The name says it all. Take a stop at the Lounge to take a break from the normal randomness of the Interwnetz and have some fun here, sheltered cozily off of Oblivion Lane. Plus, everything we sell is FREE! Actually, we don't really sell anything, but... Um... Have fun!
I recently received a game that I previously did not know exist. I never saw the game played, but I was really excited about it. When I first played it with some friends, I was absolutely in love with the game. Its party game-style rules, beautiful and vaguely disturbing oversized cards, and the necessity for storytelling were all of great appeal to me. I therefore feel obligated to bring this great game into the eyes of my readers.
Dixit is, in a way, similar to Apples to Apples. The game can be played with 4-6 players, but I find that four is too few. The rules are simple. You are dealt six cards, like the ones below.

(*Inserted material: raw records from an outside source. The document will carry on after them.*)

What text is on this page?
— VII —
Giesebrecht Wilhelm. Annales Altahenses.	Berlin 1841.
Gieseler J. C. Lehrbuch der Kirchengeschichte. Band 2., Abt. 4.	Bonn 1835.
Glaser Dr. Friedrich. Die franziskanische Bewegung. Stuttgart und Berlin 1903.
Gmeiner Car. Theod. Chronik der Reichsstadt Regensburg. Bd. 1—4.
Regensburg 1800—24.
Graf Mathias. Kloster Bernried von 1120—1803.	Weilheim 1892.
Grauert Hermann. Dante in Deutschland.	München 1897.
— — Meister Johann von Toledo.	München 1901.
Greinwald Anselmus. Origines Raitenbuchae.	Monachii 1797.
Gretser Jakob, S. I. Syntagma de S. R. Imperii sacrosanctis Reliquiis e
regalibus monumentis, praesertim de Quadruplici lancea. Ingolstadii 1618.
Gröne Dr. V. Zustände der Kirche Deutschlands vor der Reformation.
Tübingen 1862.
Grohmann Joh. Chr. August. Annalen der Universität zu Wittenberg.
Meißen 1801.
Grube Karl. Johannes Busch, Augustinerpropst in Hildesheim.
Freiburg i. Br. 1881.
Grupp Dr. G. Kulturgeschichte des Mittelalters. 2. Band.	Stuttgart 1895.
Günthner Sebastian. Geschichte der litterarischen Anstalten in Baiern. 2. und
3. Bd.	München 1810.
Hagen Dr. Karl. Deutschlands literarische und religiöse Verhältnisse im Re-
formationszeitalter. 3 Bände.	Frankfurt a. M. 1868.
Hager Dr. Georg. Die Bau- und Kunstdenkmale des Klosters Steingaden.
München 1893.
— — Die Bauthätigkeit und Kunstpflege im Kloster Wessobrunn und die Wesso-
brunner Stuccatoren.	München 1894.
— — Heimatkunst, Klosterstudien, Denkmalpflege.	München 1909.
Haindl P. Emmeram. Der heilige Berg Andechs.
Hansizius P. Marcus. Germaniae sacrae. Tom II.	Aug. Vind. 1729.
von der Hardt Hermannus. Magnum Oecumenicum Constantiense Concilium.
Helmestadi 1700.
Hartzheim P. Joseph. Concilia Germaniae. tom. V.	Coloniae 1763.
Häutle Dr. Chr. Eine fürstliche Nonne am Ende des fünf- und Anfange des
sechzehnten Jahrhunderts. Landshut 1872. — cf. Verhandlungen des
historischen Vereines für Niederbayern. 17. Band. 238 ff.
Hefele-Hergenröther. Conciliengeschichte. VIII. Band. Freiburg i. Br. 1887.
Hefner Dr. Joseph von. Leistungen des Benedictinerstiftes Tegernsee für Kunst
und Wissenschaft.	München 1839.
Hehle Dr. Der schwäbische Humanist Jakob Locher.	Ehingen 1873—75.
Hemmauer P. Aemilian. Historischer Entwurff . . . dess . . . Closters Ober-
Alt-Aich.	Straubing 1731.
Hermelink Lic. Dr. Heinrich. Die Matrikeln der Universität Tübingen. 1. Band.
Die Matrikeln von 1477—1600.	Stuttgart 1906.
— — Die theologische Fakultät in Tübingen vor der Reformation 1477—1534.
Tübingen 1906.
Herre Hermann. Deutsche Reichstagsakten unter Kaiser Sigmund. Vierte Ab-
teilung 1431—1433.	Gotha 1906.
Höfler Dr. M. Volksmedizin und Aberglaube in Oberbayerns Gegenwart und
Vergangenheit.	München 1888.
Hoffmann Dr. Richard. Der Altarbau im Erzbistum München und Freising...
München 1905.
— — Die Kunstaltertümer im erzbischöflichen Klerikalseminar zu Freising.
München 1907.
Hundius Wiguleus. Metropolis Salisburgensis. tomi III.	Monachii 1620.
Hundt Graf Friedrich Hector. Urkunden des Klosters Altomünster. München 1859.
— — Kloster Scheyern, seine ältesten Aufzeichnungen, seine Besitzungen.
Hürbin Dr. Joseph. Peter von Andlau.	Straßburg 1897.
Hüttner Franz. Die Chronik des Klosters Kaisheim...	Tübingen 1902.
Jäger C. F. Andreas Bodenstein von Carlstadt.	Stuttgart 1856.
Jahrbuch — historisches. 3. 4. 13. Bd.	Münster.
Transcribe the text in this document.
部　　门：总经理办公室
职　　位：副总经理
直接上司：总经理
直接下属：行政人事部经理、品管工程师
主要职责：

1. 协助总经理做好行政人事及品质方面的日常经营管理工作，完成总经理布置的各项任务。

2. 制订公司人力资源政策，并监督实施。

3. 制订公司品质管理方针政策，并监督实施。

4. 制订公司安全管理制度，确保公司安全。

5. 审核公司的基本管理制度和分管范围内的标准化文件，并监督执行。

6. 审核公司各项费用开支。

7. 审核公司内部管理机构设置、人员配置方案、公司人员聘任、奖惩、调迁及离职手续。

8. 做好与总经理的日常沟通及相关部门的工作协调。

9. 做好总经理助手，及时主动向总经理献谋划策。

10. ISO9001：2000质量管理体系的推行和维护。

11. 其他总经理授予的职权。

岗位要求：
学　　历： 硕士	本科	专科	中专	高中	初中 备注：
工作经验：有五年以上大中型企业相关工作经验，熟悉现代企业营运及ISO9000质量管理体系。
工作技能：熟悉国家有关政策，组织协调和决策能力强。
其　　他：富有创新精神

Then one person is designated the "Storyteller". The Storyteller chooses a card from his or her hand and makes a word, phrase, or sentence to describe that card. For example, the Storyteller could choose the card in the bottom left corner (The dice with the devil coming out of it) and say "Fate" to describe it. The Storyteller then puts the card face down in the center of the table. Then all of the non-Storytellers take a look at their hand and find the one that best fits "Fate" and put that card in the pile. The Storyteller then shuffles the cards and places them face up next to each other. The Storyteller then numbers each card. All the non-Storytellers then use their number tokens to vote for the card they believe is the Storyteller's. If he or she is correct, then he or she gets three points, and the Storyteller gets three points. However, if everybody chooses the Storyteller's cards, the Storyteller gets no points. If a non-Storyteller votes for a non-Storyteller's card, then the voter gets no points and the owner of the card that was voted for gets one point. The Bunnies representing the players then move an according number of squares. A new Storyteller is then chosen and the game continues in the same fashion until someone gets 30 or more points.
WHAT I LOVE:
The best part of Dixit is its innovative storytelling design. You'll never have the same experience more than once. It's also a wonderful conversation-starter (Who wouldn't be interested in the reason for labeling such a card so-and-so?). Another great thing is that, because of the game's nature, it's hard to care about winning or losing, and even harder to win more than once in a row, as the game pretty much puts everyone who plays it on even terms. Therefore, when it comes right down to it, victory is mostly based on luck of the draw, but this is hardly a complaint. Most importantly, you can bring it into any situation, teach it in under five minutes, and play with a group of friends (Or strangers).
WHAT'S NOT SO GREAT:
It can be hard to get a game of four or more interested people together. Also, though this can be a good thing as well (Note that a similar sentiment to the one I am about to express is also in "What I Love"), players start on even terms. Those who like to have an edge through experience will be disappointed. The only real way to have an edge in the game is through a natural storytelling ability. Finally, after many plays through, players come to know the cards, and can sometimes even predict the Storyteller's card (I was able to do this successfully on multiple occasions). However, there is an easy way to solve this. There is a Dixit 2 expansion, which could presumably mix things up a bit.
Dixit is utterly deserving of the awards it has received. It is my favorite game of all time, with something in it that should appeal to everyone. Even if you're not a big gamer, buy it. It's not terribly expensive, and the oversized images on the cards are wonderful even when they're not being used. Don't pass the game up. Ever.